John Gielgud was never as much at ease with the new generation in the theatre as was Laurence Olivier; when he went to play Shakespeare in Edward Bond’s Bingo at the Royal Court, he muttered about people in beards and sandals sitting around reading Proust, an image that bore no relation to the reality.

He had no great sympathy, either, with Bond’s play: but he gave a great performance anyway as a man of genius with the politics of a ruthless landowner. And how right-wing was John Osborne, for God’s sake?

3 Responses to “What’s Left on the Left?”

  1. Jay Rayner Says:

    Interesting Michael. You say the question is barely worth asking, and then seem enough to find enough to say in answer to it to fill eleven paragraphs. You also say I ‘reveal’ that I was the theatre critic on the Ham & High. It wasn’t much of a revelation to you was it. That’s when we first met. You also know full well that unlike other restaurant critics I have written on numerous subjects over the years including, regularly, theatre. Check with that nice Mr Google if you need to.

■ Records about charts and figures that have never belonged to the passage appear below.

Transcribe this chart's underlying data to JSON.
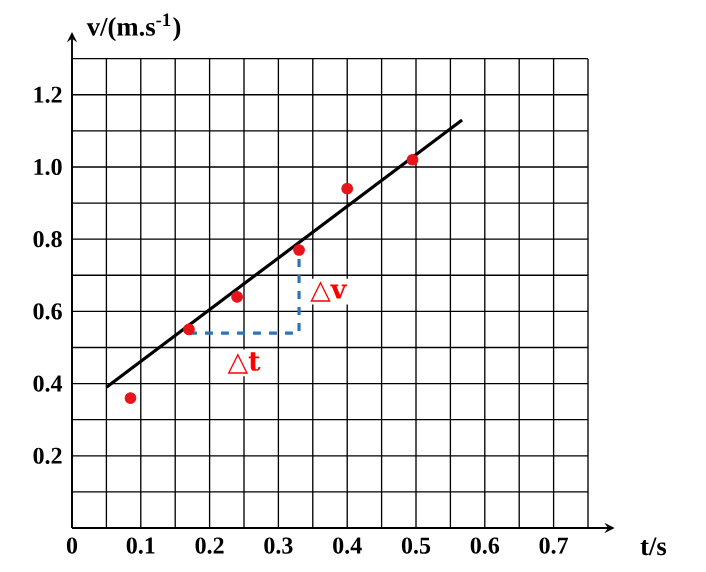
{
  "chart_data": {
    "type": "scatter",
    "xlabel": "t/s",
    "ylabel": "v/(m.s$^{-1}$)",
    "xlim": [
      0,
      0.75
    ],
    "ylim": [
      0,
      1.3
    ],
    "xticks": [
      0,
      {
        "value": 0.05,
        "label": null
      },
      0.1,
      {
        "value": 0.15,
        "label": null
      },
      0.2,
      {
        "value": 0.25,
        "label": null
      },
      0.3,
      {
        "value": 0.35,
        "label": null
      },
      0.4,
      {
        "value": 0.45,
        "label": null
      },
      0.5,
      {
        "value": 0.55,
        "label": null
      },
      0.6,
      {
        "value": 0.65,
        "label": null
      },
      0.7,
      {
        "value": 0.75,
        "label": null
      }
    ],
    "yticks": [
      {
        "value": 0.1,
        "label": null
      },
      0.2,
      {
        "value": 0.3,
        "label": null
      },
      0.4,
      {
        "value": 0.5,
        "label": null
      },
      0.6,
      {
        "value": 0.7,
        "label": null
      },
      0.8,
      {
        "value": 0.9,
        "label": null
      },
      {
        "value": 1.0,
        "label": "1.0"
      },
      {
        "value": 1.1,
        "label": null
      },
      1.2,
      {
        "value": 1.3,
        "label": null
      }
    ],
    "grid": true,
    "series": [
      {
        "marker": "circle",
        "color": "#e8141b",
        "x": [
          0.085,
          0.17,
          0.24,
          0.33,
          0.4,
          0.495
        ],
        "values": [
          0.36,
          0.55,
          0.64,
          0.77,
          0.94,
          1.02
        ]
      },
      {
        "type": "line",
        "color": "#000000",
        "x": [
          0.05,
          0.567
        ],
        "values": [
          0.39,
          1.13
        ],
        "line_style": "solid",
        "marker": "none"
      },
      {
        "type": "line",
        "color": "#2e75b6",
        "x": [
          0.17,
          0.33,
          0.33
        ],
        "values": [
          0.54,
          0.54,
          0.77
        ],
        "line_style": "dashed",
        "marker": "none"
      }
    ],
    "annotations": [
      "△v",
      "△t"
    ]
  }
}
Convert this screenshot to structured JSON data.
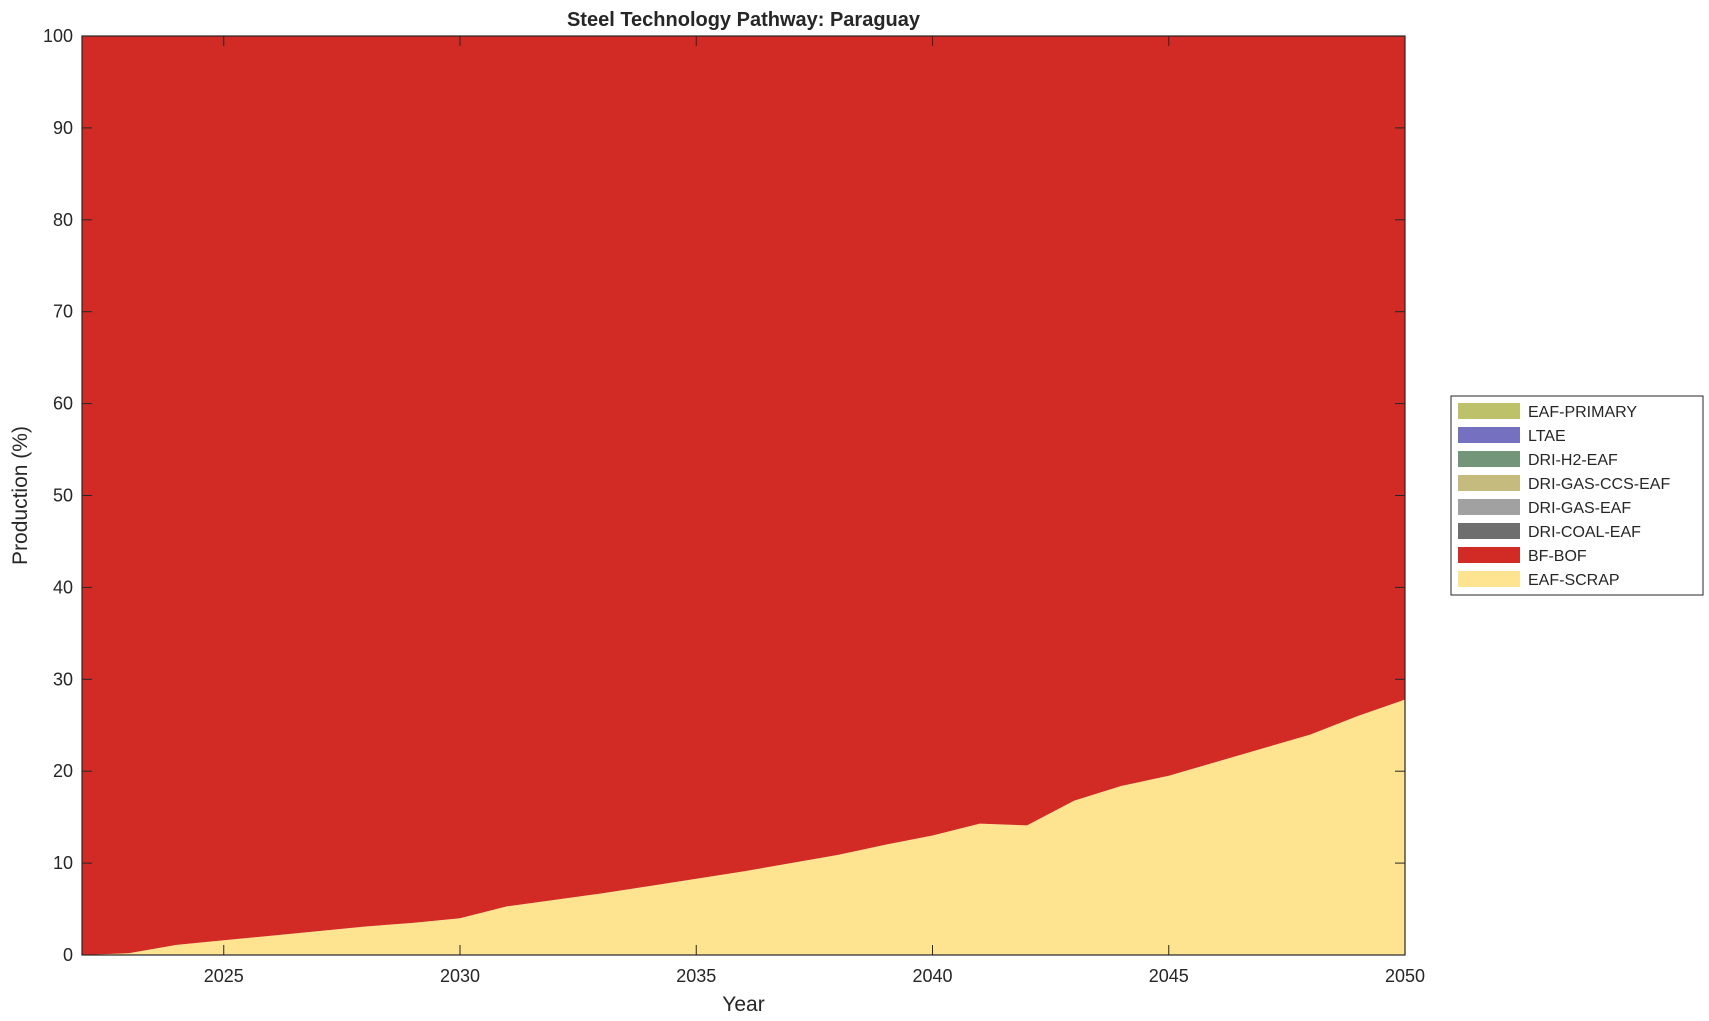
{
  "chart_data": {
    "type": "area",
    "title": "Steel Technology Pathway: Paraguay",
    "xlabel": "Year",
    "ylabel": "Production (%)",
    "xlim": [
      2022,
      2050
    ],
    "ylim": [
      0,
      100
    ],
    "xticks": [
      2025,
      2030,
      2035,
      2040,
      2045,
      2050
    ],
    "yticks": [
      0,
      10,
      20,
      30,
      40,
      50,
      60,
      70,
      80,
      90,
      100
    ],
    "legend_position": "right",
    "x": [
      2022,
      2023,
      2024,
      2025,
      2026,
      2027,
      2028,
      2029,
      2030,
      2031,
      2032,
      2033,
      2034,
      2035,
      2036,
      2037,
      2038,
      2039,
      2040,
      2041,
      2042,
      2043,
      2044,
      2045,
      2046,
      2047,
      2048,
      2049,
      2050
    ],
    "series": [
      {
        "name": "EAF-PRIMARY",
        "color": "#BDC26A",
        "values": [
          0,
          0,
          0,
          0,
          0,
          0,
          0,
          0,
          0,
          0,
          0,
          0,
          0,
          0,
          0,
          0,
          0,
          0,
          0,
          0,
          0,
          0,
          0,
          0,
          0,
          0,
          0,
          0,
          0
        ]
      },
      {
        "name": "LTAE",
        "color": "#7570C0",
        "values": [
          0,
          0,
          0,
          0,
          0,
          0,
          0,
          0,
          0,
          0,
          0,
          0,
          0,
          0,
          0,
          0,
          0,
          0,
          0,
          0,
          0,
          0,
          0,
          0,
          0,
          0,
          0,
          0,
          0
        ]
      },
      {
        "name": "DRI-H2-EAF",
        "color": "#73967A",
        "values": [
          0,
          0,
          0,
          0,
          0,
          0,
          0,
          0,
          0,
          0,
          0,
          0,
          0,
          0,
          0,
          0,
          0,
          0,
          0,
          0,
          0,
          0,
          0,
          0,
          0,
          0,
          0,
          0,
          0
        ]
      },
      {
        "name": "DRI-GAS-CCS-EAF",
        "color": "#C5BB7E",
        "values": [
          0,
          0,
          0,
          0,
          0,
          0,
          0,
          0,
          0,
          0,
          0,
          0,
          0,
          0,
          0,
          0,
          0,
          0,
          0,
          0,
          0,
          0,
          0,
          0,
          0,
          0,
          0,
          0,
          0
        ]
      },
      {
        "name": "DRI-GAS-EAF",
        "color": "#A1A1A1",
        "values": [
          0,
          0,
          0,
          0,
          0,
          0,
          0,
          0,
          0,
          0,
          0,
          0,
          0,
          0,
          0,
          0,
          0,
          0,
          0,
          0,
          0,
          0,
          0,
          0,
          0,
          0,
          0,
          0,
          0
        ]
      },
      {
        "name": "DRI-COAL-EAF",
        "color": "#6E6E6E",
        "values": [
          0,
          0,
          0,
          0,
          0,
          0,
          0,
          0,
          0,
          0,
          0,
          0,
          0,
          0,
          0,
          0,
          0,
          0,
          0,
          0,
          0,
          0,
          0,
          0,
          0,
          0,
          0,
          0,
          0
        ]
      },
      {
        "name": "BF-BOF",
        "color": "#D22A24",
        "values": [
          100,
          99.8,
          98.9,
          98.4,
          97.9,
          97.4,
          96.9,
          96.5,
          96.0,
          94.7,
          94.0,
          93.3,
          92.5,
          91.7,
          90.9,
          90.0,
          89.1,
          88.0,
          87.0,
          85.7,
          85.9,
          83.2,
          81.6,
          80.5,
          79.0,
          77.5,
          76.0,
          74.0,
          72.2
        ]
      },
      {
        "name": "EAF-SCRAP",
        "color": "#FEE391",
        "values": [
          0,
          0.2,
          1.1,
          1.6,
          2.1,
          2.6,
          3.1,
          3.5,
          4.0,
          5.3,
          6.0,
          6.7,
          7.5,
          8.3,
          9.1,
          10.0,
          10.9,
          12.0,
          13.0,
          14.3,
          14.1,
          16.8,
          18.4,
          19.5,
          21.0,
          22.5,
          24.0,
          26.0,
          27.8
        ]
      }
    ]
  }
}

    Take issue with my piece by all means, but please don’t anchor your argument in spurious claims.

  2. Michael Coveney Says:

    Interesting, Jay. Well, no, it wasn’t a revelation to me but it was presumably to your readers. Sorry you missed the Tristram Shandy point of saying the question wasn’t worth asking then answering it in part and at length and indeed not at all. I wonder how all this ties in with the current question about right wing art? I just sense the wrong terms are being deployed. I bumped into David Edgar and asked him had he seen your piece. He said he hadn’t but that he’d pay more attention when there were some left wing newspapers! Surely the dear old Obs isn’t lost to the left merely because it supports the war in Iraq and takes a pretty hard line these days on Muslims and multiculturalism? Don’t forget to eat.

  3. Jay Rayner Says:

    For what it’s worth I did approach David Edgar. He never responded to me.

    As to terminology I do understand that, and didn’t ignore it in the piece. Twice there are references to how fluid and uncertain the terms left and right have become.

    One thing is gatifying. Whatever people say about the piece the blogs are talking about it and, much more importantly, the issues raised. To my mind that means it did its job.